OCTOBER 6, 2016
The U.S. military’s phasing construct is ill-suited for today’s challenges.
Editor’s Note: This article is the first of a new series in which thinkers from the Center for a New American Security (CNAS) will explore the U.S. military’s phasing construct and the line between war and peace.
From Chinese expansion in the South China Sea, to Russian aggression in the Ukraine, to Iranian activities across the Middle East, many of the U.S. military’s toughest challenges today are not “war” as we traditionally define it. They aren’t peace either. They lie in a “gray zone,” as many have called these situations, somewhere in between.

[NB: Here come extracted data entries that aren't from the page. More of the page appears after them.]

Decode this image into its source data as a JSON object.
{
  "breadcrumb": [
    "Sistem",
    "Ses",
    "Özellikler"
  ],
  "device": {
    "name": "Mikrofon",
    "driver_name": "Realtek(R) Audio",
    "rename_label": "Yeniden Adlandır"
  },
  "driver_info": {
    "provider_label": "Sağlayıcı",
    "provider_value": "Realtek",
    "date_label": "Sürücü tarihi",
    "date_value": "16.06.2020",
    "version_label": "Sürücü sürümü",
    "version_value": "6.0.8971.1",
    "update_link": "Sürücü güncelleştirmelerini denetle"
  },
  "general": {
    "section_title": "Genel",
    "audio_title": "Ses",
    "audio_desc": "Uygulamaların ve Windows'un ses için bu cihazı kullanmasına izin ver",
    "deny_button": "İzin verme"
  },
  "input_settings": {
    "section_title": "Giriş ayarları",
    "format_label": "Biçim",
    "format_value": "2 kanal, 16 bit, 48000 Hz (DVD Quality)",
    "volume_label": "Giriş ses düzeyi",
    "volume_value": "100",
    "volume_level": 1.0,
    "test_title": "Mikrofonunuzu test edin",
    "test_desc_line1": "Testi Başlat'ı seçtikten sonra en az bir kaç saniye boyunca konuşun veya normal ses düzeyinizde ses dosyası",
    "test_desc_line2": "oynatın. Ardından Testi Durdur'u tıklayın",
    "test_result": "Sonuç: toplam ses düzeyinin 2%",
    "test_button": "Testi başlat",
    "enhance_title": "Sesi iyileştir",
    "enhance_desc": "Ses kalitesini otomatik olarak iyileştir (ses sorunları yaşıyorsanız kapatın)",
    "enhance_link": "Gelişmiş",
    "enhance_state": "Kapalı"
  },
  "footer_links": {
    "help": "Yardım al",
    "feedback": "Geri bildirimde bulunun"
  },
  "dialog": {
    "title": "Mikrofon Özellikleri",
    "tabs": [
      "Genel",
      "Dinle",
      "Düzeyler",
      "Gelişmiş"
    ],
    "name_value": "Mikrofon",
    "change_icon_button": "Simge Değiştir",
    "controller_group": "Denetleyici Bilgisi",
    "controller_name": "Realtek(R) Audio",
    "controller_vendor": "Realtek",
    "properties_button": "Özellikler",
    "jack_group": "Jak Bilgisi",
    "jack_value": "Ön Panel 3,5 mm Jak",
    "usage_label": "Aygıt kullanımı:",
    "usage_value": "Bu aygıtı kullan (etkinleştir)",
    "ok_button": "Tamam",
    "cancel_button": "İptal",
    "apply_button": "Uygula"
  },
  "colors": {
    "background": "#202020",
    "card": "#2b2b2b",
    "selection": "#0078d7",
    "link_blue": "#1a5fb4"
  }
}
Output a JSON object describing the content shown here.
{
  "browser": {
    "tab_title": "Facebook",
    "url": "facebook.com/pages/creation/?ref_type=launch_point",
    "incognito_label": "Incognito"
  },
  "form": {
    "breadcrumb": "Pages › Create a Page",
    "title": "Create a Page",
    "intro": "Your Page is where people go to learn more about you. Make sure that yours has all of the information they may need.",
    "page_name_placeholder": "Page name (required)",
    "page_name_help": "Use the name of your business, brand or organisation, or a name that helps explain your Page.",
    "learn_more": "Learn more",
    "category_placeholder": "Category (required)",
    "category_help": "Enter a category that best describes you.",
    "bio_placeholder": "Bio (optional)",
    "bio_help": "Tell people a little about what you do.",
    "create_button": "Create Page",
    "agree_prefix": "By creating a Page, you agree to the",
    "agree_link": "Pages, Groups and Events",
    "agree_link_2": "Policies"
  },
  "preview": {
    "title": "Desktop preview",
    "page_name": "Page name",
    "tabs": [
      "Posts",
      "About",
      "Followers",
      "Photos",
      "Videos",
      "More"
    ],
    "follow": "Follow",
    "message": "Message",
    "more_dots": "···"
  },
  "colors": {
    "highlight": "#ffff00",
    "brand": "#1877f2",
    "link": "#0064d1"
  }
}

The United States struggles to meet these challenges. They fall below the threshold for triggering a violent response, which of course is no coincidence. U.S. adversaries intend to operate in this gray space, where they can advance their objectives through coercion and intimidation, changing facts on the ground while exploiting the ambiguity of their actions to avoid triggering an overt U.S. military response.
One of the challenges of competing in gray zones is that the U.S. military is sub-optimized – conceptually and organizationally – to do so short of conflict. The Pentagon’s dominant paradigm for allocating resources and granting authorities centers around operation plans (OPLANS), which generally address major conflict. To counter gray-zone tactics, combatant commanders need the right authorities, resources, and plans. But the fact that these may not lead to major combat operations actually throws a wrench in the way that Pentagon plans. If counter-gray zone approaches work, they would secure U.S. objectives without resorting to major war. Yet even the term the U.S. military uses to refer to steady-state military “shaping” operations, “phase 0,” implies that they are the starting point for a larger multi-phase campaign.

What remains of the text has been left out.